I HAVE GOOD FORTUNE
運は自分で切り開くものだ、とよく耳にする。
とはいえ、運の良い悪いはあるものだ。
「アイツはホント、運が悪いよなぁ」
「そうかしら」
薄暗い、しかし陰湿な感じはしないバーでぼんやりすること1時間、カラン、とドアベルを鳴らして同僚がやってきた。それからさらに1時間。席は8割方埋まっている。
「運が良いと思う?」
「かつて、あれだけの事件と関わって1カ月の入院で済んだのは、運が良いってことじゃないかしら」
「言うねぇ――でもさ、誕生日に仕事で」
誕生日に仕事で不在、というのを運が悪いとは言わない。誕生日だから仕事が休みというシステムはない。それ自体ではなく。

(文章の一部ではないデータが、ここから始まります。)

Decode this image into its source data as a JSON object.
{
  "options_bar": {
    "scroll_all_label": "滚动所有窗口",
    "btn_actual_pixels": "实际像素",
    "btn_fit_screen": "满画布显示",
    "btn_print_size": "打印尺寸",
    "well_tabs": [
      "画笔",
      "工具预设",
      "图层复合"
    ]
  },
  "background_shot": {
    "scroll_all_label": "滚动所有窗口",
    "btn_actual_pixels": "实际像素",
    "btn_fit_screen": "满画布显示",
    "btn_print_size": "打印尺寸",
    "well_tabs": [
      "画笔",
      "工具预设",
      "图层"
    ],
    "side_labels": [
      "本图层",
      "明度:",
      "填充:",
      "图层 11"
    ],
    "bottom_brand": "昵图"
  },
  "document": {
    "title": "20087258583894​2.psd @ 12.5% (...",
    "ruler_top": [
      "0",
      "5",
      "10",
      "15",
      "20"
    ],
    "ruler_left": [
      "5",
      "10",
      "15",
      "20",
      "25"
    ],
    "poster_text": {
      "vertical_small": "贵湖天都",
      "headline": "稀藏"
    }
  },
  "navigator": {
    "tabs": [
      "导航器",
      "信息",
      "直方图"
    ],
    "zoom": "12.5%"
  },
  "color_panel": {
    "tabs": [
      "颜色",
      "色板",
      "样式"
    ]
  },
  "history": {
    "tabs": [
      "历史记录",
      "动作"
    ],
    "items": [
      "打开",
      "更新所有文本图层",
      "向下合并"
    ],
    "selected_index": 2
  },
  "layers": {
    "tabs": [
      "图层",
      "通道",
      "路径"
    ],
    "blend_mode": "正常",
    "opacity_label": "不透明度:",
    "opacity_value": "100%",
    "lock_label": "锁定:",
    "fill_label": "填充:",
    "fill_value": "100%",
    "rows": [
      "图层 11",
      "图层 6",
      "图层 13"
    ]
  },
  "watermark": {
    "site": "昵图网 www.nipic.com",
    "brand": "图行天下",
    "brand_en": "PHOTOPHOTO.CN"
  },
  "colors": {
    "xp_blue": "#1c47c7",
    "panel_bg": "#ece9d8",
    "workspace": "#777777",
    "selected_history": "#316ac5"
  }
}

「誕生日に仕事で富士の樹海で死体探しって、ついてなくない?」
「名目は家出人の捜索よ。勝手に殺さないで」
「いや、その家出人を生きているうちに無事保護したとしても、だ。探してる途中で絶対見つけるぜ、アイツ。そういうところでは運が良いんだ」
「結局、運が良いってこと?」
「…ってこと?」
うーん、と首をひねる間に、客が一人帰って行った。カラン、とドアベルが鳴る。
「運と言えば、珍しく正月に初もうで行ってさ、おみくじ引いたんだよ。『待人来ず』って書いてあった。今日のこの感じ、当たってる気がする」
「私は『さわりあり 来らず』だったわ」
「あ、じゃぁ来ないじゃん。結構当たるんだぜ、あそこのおみくじ」
「なら、今から行って『待人 来る』になるまで、おみくじ引いてみる?」
「…なるほど」
おみくじの有効期限が1年という決まりはない。むしろ、1年間「待人来ず」では約束を常にすっぽかされるという事態に陥りかねない。
「でも、今の時間って、やってるの?」
「元旦ならまだしも、1月も半ばではやっていないと思うわ」
「ダメじゃん」
カラン、とドアベルが鳴って、また一人帰っていった。
「でもまぁ、オレは運が良いし。おみくじもオレの運勢を占うには力不足だな」
「祟られるわよ」
笑って、時計を見る。
「それに、今日はまだ後2時間もある」
「えぇ、そうね」
とりあえずおかわりでも頼もうか。空になったグラスを指で弾く。
カラン、とドアベルが鳴った。
10/01/18
本郷先生お誕生日おめでとうございます。
本郷先生も出てこなければ誰一人として名前も出てきませんが、1月18日22時の会話。祝っている話でもない…。